1. Introduction

Imidazole is incorporated into many important biological molecules. The most obvious is the amino acid histidine, which has an Imidazole side chain. One of the applications of Imidazole is in the purification of His-tagged proteins in immobilized metal affinity chromatography (IMAC). Imidazole is used to elute tagged proteins bound to Ni ions attached to the surface of beads in the chromatography column. An excess of Imidazole is passed through the column, which displaces the His-tag from nickel co-ordination, freeing the His-tagged proteins. The Imidazole EIA kit can be used to determine quantitatively the concentration of Imidazole in the aqueous sample.

2. Principle of Imidazole Determination

The enzyme immunoassay for Imidazole is based on the competition between the Imidazole to be assayed and the Imidazole-alkaline phosphatase conjugate, for binding to antibody directed against Imidazole, coated onto microtiter wells. The sample containing the Imidazole, and the Imidazole-alkaline phosphatase conjugate, when added to the microtiter wells, compete for binding to a limiting number of antibody sites. After incubation, each well is rinsed in order to remove non-bound components. The bound enzymatic activity then is measured by the addition of a chromogenic substrate. The intensity of the color developed is inversely proportional to the concentration of Imidazole in the sample. The concentration is estimated by comparison with standard Imidazole solution.

3. Reagents

Reagents are for in vitro research use only. All reagents of the kit are stable, if stored at 2-8 °C, until the expiration date stated on the kit.
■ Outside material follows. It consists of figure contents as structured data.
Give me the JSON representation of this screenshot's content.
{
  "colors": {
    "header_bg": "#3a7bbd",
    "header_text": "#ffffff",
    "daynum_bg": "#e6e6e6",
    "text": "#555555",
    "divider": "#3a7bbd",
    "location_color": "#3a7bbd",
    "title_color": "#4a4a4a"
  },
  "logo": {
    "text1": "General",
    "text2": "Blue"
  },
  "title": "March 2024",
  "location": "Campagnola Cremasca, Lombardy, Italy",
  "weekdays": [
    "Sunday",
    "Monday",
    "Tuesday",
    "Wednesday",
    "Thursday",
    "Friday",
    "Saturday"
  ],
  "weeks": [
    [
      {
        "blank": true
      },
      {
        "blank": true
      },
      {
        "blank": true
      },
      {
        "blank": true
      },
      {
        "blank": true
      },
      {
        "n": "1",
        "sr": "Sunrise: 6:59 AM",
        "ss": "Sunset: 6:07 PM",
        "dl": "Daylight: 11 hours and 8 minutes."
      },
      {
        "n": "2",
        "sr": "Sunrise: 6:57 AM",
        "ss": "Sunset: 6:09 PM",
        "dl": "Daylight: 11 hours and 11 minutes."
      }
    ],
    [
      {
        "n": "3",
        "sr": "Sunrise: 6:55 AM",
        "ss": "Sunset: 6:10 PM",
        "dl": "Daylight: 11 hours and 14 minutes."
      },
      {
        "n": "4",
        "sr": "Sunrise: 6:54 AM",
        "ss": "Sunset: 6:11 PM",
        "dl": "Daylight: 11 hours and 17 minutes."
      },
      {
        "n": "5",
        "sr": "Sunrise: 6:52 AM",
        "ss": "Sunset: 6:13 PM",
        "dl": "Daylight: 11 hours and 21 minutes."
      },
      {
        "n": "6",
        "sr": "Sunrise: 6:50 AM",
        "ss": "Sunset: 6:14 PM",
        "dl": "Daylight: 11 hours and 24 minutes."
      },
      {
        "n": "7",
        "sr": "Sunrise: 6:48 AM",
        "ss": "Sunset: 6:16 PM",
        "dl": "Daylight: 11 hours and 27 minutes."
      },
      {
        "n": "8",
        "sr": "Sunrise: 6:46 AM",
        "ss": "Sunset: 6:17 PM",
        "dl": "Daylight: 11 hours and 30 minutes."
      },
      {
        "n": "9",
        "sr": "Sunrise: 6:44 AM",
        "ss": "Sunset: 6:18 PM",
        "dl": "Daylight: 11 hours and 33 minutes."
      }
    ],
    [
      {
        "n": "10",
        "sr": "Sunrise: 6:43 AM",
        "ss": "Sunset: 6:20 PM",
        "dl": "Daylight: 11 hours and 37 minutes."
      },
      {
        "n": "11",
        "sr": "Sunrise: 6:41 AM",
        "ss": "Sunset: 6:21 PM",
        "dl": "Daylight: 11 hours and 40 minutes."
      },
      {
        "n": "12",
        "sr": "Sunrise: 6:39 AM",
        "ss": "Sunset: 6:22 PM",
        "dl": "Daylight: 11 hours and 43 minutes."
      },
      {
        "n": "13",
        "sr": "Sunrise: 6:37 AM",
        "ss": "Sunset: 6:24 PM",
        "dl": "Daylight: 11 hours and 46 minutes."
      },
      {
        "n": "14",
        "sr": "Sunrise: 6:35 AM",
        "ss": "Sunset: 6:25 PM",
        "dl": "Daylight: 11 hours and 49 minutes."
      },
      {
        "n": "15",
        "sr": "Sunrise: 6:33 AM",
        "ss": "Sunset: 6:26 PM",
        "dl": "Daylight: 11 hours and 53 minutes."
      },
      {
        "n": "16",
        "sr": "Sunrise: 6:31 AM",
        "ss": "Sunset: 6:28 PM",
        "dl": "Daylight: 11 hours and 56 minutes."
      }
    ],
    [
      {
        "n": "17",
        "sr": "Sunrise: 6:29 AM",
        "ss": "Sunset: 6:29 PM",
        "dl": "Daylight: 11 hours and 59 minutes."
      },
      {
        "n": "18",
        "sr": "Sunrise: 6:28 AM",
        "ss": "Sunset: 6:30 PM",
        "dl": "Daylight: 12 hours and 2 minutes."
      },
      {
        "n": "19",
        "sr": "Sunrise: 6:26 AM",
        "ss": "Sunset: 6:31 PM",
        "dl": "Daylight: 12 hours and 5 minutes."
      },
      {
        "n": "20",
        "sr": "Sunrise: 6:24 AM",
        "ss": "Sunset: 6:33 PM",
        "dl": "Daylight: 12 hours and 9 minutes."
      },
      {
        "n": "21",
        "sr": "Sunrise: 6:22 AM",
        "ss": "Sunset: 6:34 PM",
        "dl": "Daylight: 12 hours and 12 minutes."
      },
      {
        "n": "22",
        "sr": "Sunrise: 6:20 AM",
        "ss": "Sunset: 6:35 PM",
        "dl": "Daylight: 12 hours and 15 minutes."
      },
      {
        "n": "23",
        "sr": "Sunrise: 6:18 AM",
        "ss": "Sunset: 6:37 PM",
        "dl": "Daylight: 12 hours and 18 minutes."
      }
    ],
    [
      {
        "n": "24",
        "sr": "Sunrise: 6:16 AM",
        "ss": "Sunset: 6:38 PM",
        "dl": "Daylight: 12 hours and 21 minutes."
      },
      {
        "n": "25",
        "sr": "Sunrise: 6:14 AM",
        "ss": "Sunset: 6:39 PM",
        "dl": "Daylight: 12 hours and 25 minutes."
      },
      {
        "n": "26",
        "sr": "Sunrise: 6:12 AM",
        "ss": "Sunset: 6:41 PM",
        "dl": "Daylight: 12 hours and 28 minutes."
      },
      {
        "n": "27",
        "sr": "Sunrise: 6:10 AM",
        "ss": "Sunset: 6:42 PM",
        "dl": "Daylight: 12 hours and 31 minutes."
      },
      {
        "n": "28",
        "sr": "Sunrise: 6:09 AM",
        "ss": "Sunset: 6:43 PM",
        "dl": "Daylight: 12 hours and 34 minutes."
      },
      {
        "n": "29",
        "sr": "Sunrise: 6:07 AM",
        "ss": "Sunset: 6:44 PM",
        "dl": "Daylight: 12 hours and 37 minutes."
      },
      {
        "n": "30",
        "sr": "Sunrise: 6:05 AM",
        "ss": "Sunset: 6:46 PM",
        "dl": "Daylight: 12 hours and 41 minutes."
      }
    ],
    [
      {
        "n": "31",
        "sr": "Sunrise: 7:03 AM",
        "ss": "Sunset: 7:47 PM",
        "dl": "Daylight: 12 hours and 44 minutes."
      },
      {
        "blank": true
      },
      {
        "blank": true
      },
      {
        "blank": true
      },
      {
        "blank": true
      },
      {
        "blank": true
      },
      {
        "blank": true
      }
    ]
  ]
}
1. 96-well microtiter plate (#S). Twelve strips of 8 detachable wells, coated with Anti-Imidazole antibody.
2. One vial of 1.2 ml Negative Calibrator containing 0 μg/ml of imidazole.
3. Three vials of Positive Calibrator (0.9 ml) containing 1.0, 3.0 and 9.0 μg/ml of imidazole.
4. One bottle (#3) containing 9.5 ml of Imidazole-Alkaline Phosphatase conjugate (IDZ-ALP).
5. One bottle (#5) containing 9.5 ml of p-Nitrophenyl Phosphate (pNPP) substrate. Ready to use.
6. One bottle (#6) containing 15 ml of Wash Buffer (10xPBS-Tween). Dilute 10 fold with distilled or deionized water to 150 ml prior to use.
7. One bottle (#7) containing 5.5 ml Stop Solution, 3N NaOH.

4. Optional Equipment and Material Required

1. Pipettors capable of delivering 50 μl and 100 μl.
2. Microtiter plate reader (wavelength 405 nm)
3. Plate washer or squeezable wash bottle.
4. Timer.
5. Absorbent paper towels.

5. Assay Procedure

Let the components of the kit equilibrate to room temperature before use.

1. Carefully add 50 μl of standard or sample (dilute if Imidazole concentration is high) to the bottom of each well. Slightly tap the side of the strip holder to evenly distribute the sample.
2. Avoid touching the well with the pipette tip while adding 100 μl of IDZ-ALP conjugate (#3) to each well. Slightly tap the side of the strip holder to properly mix the sample and enzyme conjugate.
3. Incubate at room temperature for 40 minutes.
4. After incubation, dispose of the solution in the wells by inverting and shaking. Wash microtiter wells 3 times with wash buffer to remove the non-bound conjugate. Washing may be done manually as follows: use squeeze bottle to fill wells gently with wash buffer, dumping the wells between each wash by inverting and shaking. After the third wash, tamp holder with washed strips onto a piece of absorbent paper.
5. Add 100 μl of pNPP substrate (#5) to each well and incubate at room temperature for 20 min. To avoid contamination, place the needed amount of substrate into a test tube and only dispense from the tube itself.
6. Add 50 μl of Stop Solution (#7) to each well and tap the strip holder for proper mixing .
7. Read absorbance at 405 nm using ELISA reader.

6. Preparation of Standard Curve

1. Calculation
   1. Average the absorbance (OD_s) for each standard concentration of Imidazole including 0 μg/ml (OD₀).
   2. % of Inhibition = 100 -( OD_s / OD₀ ) x100
2. Plot values of % of Inhibition, step 6.1 (b), against their corresponding concentrations on Log₁₀ paper.
3. Calculate the imidazole concentration in the sample by interpolation and multiply by the sample's dilution factor to obtain the actual quantity of imidazole.